La parole des deux victimes s’est libérée en 2020, à l’occasion d’une procédure ouverte à l’encontre de leur ex-beau père, pour des violences intrafamiliales.

« C’est à ce moment-là, voyant qu’on les protégeait, qu’ils se sont autorisés à parler »,

rapporte Me Vignon.

S’ensuit alors une perquisition au domicile du sexagénaire où une trentaine de films pornographiques sont retrouvés, ainsi que des accessoires sexuels et des préservatifs.

Pourtant, lors de sa garde à vue, l’homme indique aux gendarmes qu’il n’a plus de relations intimes depuis que sa femme l’a quittée, voici 18 ans.
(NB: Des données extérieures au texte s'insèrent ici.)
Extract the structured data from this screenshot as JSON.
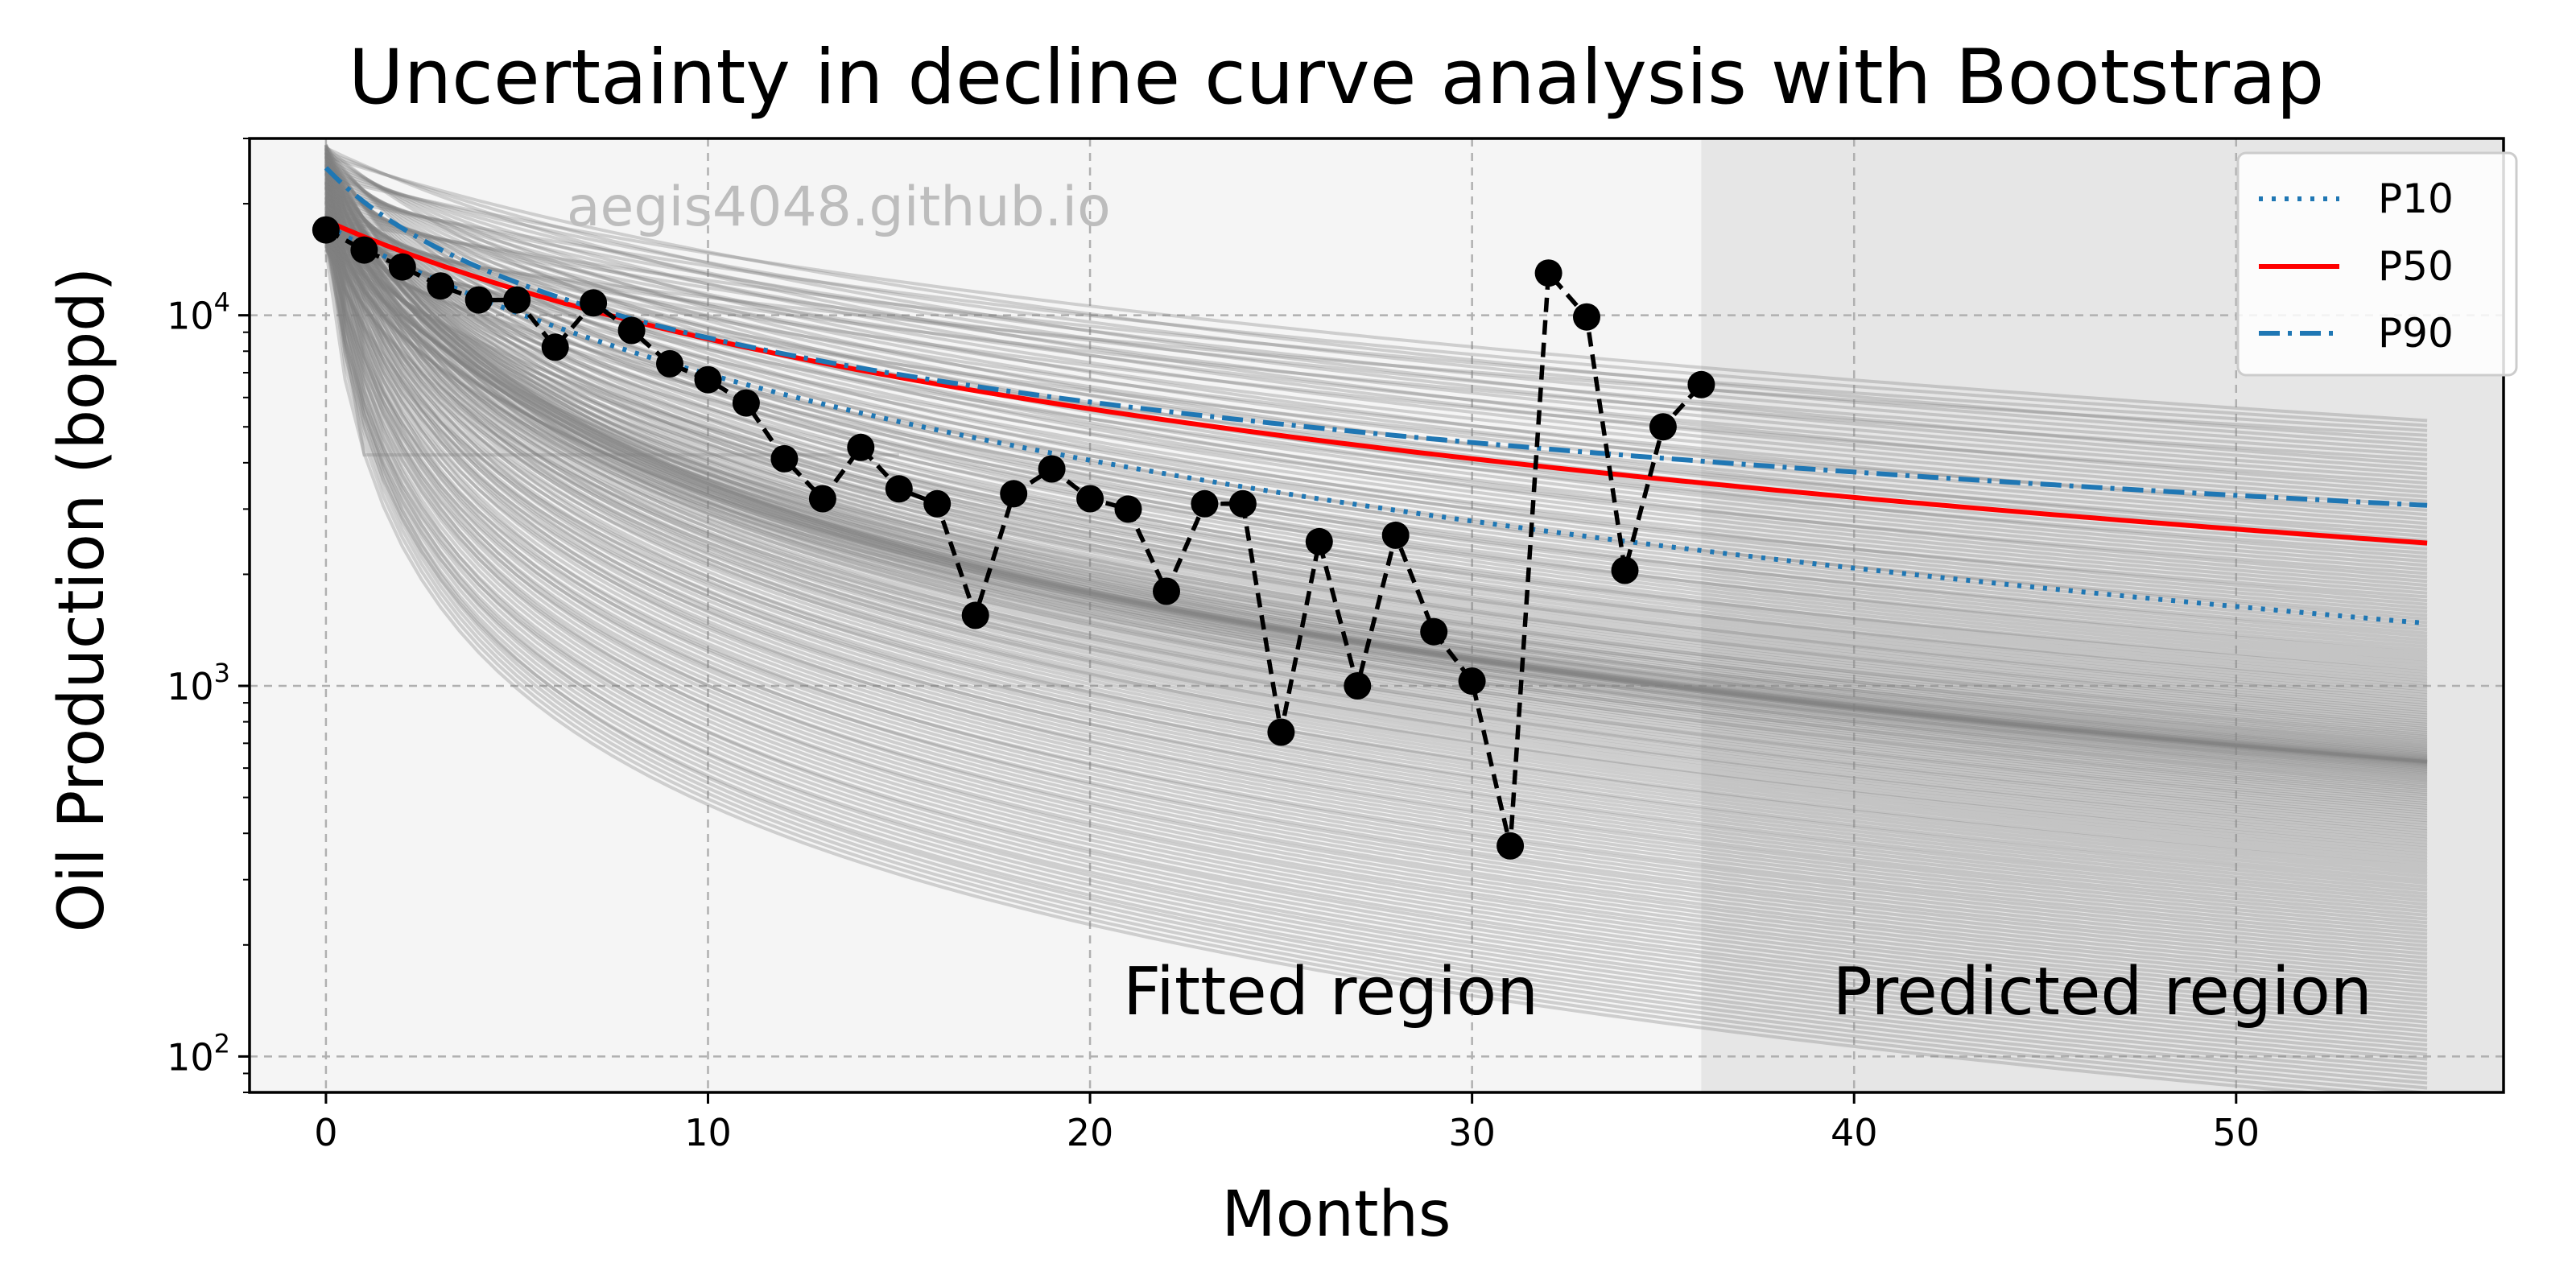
{
  "chart_data": {
    "type": "line",
    "title": "Uncertainty in decline curve analysis with Bootstrap",
    "xlabel": "Months",
    "ylabel": "Oil Production (bopd)",
    "xlim": [
      -2,
      57
    ],
    "ylim": [
      80,
      30000
    ],
    "yscale": "log",
    "x_ticks": [
      0,
      10,
      20,
      30,
      40,
      50
    ],
    "y_ticks": [
      {
        "value": 100,
        "base": "10",
        "exp": "2"
      },
      {
        "value": 1000,
        "base": "10",
        "exp": "3"
      },
      {
        "value": 10000,
        "base": "10",
        "exp": "4"
      }
    ],
    "grid": true,
    "watermark": "aegis4048.github.io",
    "regions": [
      {
        "label": "Fitted region",
        "x_range": [
          -2,
          36
        ],
        "color": "#f5f5f5"
      },
      {
        "label": "Predicted region",
        "x_range": [
          36,
          57
        ],
        "color": "#e6e6e6"
      }
    ],
    "observed": {
      "x": [
        0,
        1,
        2,
        3,
        4,
        5,
        6,
        7,
        8,
        9,
        10,
        11,
        12,
        13,
        14,
        15,
        16,
        17,
        18,
        19,
        20,
        21,
        22,
        23,
        24,
        25,
        26,
        27,
        28,
        29,
        30,
        31,
        32,
        33,
        34,
        35,
        36
      ],
      "y": [
        17000,
        15000,
        13500,
        12000,
        11000,
        11000,
        8200,
        10800,
        9100,
        7400,
        6700,
        5800,
        4100,
        3200,
        4400,
        3400,
        3100,
        1550,
        3300,
        3850,
        3200,
        3000,
        1800,
        3100,
        3100,
        750,
        2450,
        1000,
        2550,
        1400,
        1030,
        370,
        13000,
        9900,
        2050,
        5000,
        6500
      ]
    },
    "series": [
      {
        "name": "P10",
        "qi": 17500,
        "D": 0.135,
        "b": 0.77,
        "color": "#1f77b4",
        "style": "dotted"
      },
      {
        "name": "P50",
        "qi": 18000,
        "D": 0.105,
        "b": 0.92,
        "color": "#ff0000",
        "style": "solid"
      },
      {
        "name": "P90",
        "qi": 25000,
        "D": 0.25,
        "b": 1.45,
        "color": "#1f77b4",
        "style": "dashdot"
      }
    ],
    "bootstrap_band": {
      "x_range": [
        0,
        55
      ],
      "samples": 220,
      "color": "#808080",
      "lower_end_value": 75,
      "upper_end_value": 5200
    },
    "outlier_curve": {
      "x": [
        0,
        1,
        15
      ],
      "y": [
        17000,
        4200,
        4200
      ]
    },
    "legend": {
      "position": "top-right",
      "entries": [
        {
          "label": "P10",
          "style": "dotted",
          "color": "#1f77b4"
        },
        {
          "label": "P50",
          "style": "solid",
          "color": "#ff0000"
        },
        {
          "label": "P90",
          "style": "dashdot",
          "color": "#1f77b4"
        }
      ]
    }
  }
}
« Votre déposition est pleine de mensonges, vous vous en rendez compte ? »,

lui demande le président qui le met face à ses contradictions.

Le prévenu nie l’évidence.

« Vous n’avez pas conscience de la gravité de vos actes »

Même si les enfants savent décrire l’intérieur de sa maison, il soutient ne jamais les avoir accueillis chez lui.

« Je n’ai jamais touché cette fille, ni ce gamin »,

jure-t-il.

L’expert psychiatre assure pourtant qu’aucun des deux enfants n’a de tendance à l’affabulation.

« Vous faites des dénégations jusqu’à l’absurde, lui assène le procureur. Vous n’avez pas conscience de la gravité de vos actes et ne respectez pas ces enfants. »

Son avocat, Me Ognami, demande la relaxe pour son client « au bénéfice du doute » puisque selon lui, « ces mensonges ne sont pas des preuves ».

Le tribunal a tranché.

Alain Grégoire a été condamné à trois ans de prison, dont douze mois assortis d’un sursis probatoire pendant 24 mois.

Un mandat de dépôt a été décerné à son encontre.

L’homme a aussi l’obligation de suivre des soins psychologiques et a l’interdiction d’entrer en contact avec des mineurs pour une durée de 5 ans.